Diabetes Research Center, Massachusetts General Hospital, Boston, MA 02114, USA.
Clin Trials. 2013 Feb;10(1):93-6. doi: 10.1177/1740774512464727. Epub 2012 Nov 20.
Obtaining surrogate consent for clinical research studies conducted in the intensive care unit (ICU) setting is logistically challenging.
To determine whether differences in proportions consenting to trial enrollment existed among patients eligible to consent directly versus those requiring surrogate decision makers in a minimal-risk study to evaluate the accuracy of continuous glucose monitoring in the ICU setting.
Low initial enrollment rates prompted a detailed tracking of the screening and consent process. We analyzed the subset of eligible patients identified during a single year to document whether they were approached about trial enrollment, whether they consented or declined, the reasons for declining, and the method of consent (self or surrogate). The proportion of participants who consented and the reasons for declining were compared for self-consenting and surrogate-consenting participants.
Of the 3041 patients screened, one-third (n = 982) were eligible; 119 of the 982 were approached regarding enrollment. Absence of a surrogate accounted for the majority of eligible patients (726; 84%) not approached. The most common reasons for refusal in the self versus surrogate groups included feeling overwhelmed (13% vs 24%), fear of discomfort (22% vs 12%), and fear of risk (7% vs 4%). Of the 57 eligible patients capable of consenting directly, 11 (19%) enrolled versus 12 (19%) of the 62 who required surrogate consent. When recruitment hours were expanded to include evening time, more eligible patients or their surrogates could be approached than during the day-shift hours alone. Consent was obtained for a larger proportion of potential participants with a history of diabetes (40%) than for those without a history of diabetes (14%).

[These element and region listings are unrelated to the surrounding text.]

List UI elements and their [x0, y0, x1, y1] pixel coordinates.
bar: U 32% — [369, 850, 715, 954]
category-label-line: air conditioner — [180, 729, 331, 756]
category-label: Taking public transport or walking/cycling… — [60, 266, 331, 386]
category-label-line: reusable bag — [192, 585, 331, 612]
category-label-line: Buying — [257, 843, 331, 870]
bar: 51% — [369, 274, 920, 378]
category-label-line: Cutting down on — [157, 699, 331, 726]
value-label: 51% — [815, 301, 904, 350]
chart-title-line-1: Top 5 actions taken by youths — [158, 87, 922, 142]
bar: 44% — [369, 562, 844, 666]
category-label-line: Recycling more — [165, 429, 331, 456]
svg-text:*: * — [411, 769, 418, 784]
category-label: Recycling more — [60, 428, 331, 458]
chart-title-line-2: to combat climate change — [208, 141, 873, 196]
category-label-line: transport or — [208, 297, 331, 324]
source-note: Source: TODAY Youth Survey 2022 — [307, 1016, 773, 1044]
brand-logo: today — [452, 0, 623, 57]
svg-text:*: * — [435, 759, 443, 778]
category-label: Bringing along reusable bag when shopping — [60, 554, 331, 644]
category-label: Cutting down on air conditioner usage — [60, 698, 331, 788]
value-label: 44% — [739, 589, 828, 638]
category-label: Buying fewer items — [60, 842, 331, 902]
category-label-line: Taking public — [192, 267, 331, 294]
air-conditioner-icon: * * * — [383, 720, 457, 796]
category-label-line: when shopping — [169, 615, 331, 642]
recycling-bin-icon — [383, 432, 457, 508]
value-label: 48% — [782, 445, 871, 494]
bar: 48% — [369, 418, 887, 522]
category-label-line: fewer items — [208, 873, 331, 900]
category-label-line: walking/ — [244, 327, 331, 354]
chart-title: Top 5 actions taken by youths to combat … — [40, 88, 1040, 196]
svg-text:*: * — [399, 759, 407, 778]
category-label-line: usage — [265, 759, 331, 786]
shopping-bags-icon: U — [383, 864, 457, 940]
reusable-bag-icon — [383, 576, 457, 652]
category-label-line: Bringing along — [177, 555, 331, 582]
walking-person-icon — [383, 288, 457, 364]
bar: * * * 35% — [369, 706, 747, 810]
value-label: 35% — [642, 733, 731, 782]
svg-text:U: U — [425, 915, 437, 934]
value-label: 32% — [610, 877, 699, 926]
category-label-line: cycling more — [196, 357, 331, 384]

The findings are from a subset of the entire study sample; data were available only for participants who could be approached, who may have differed from those who could not be approached.
Surrogate and self-consent rates were similar. Surrogate unavailability was a major barrier to enrollment; overlap of staffing with usual visiting hours should be considered when planning trials in the ICU.
在重症监护病房(ICU)进行的临床研究中,获得替代同意具有挑战性。
确定在一项评估 ICU 环境中连续血糖监测准确性的低风险研究中,直接符合条件的患者与需要替代决策者的患者在同意参加试验方面的比例是否存在差异。
低初始入组率促使我们详细跟踪筛选和同意过程。我们分析了在一年内确定的符合条件患者的子集,以记录他们是否被征求参加试验的意见,他们是否同意或拒绝,拒绝的原因以及同意的方式(自行或替代)。比较了自行同意和替代同意参与者的同意比例和拒绝原因。
在筛查的 3041 名患者中,有三分之一(n = 982)符合条件;982 人中的 119 人被征求了入组意见。替代决策者的缺失是大多数未被征求意见的符合条件患者(726;84%)的主要原因。自我与替代组中拒绝的最常见原因包括感到不知所措(13%对 24%)、担心不适(22%对 12%)和担心风险(7%对 4%)。在能够直接同意的 57 名符合条件的患者中,有 11 名(19%)入组,而需要替代同意的 62 名患者中有 12 名(19%)入组。当扩大招募时间包括晚上时,与仅在白天班次相比,可以接触到更多符合条件的患者或其替代决策者。有糖尿病病史的潜在参与者获得同意的比例(40%)大于无糖尿病病史的参与者(14%)。
研究结果来自整个研究样本的一部分;仅对可以接触到的参与者有数据,这些参与者可能与无法接触到的参与者不同。
替代同意和自行同意的比例相似。替代决策者的缺失是入组的主要障碍;在 ICU 中计划试验时,应考虑与常规探视时间重叠的人员配备。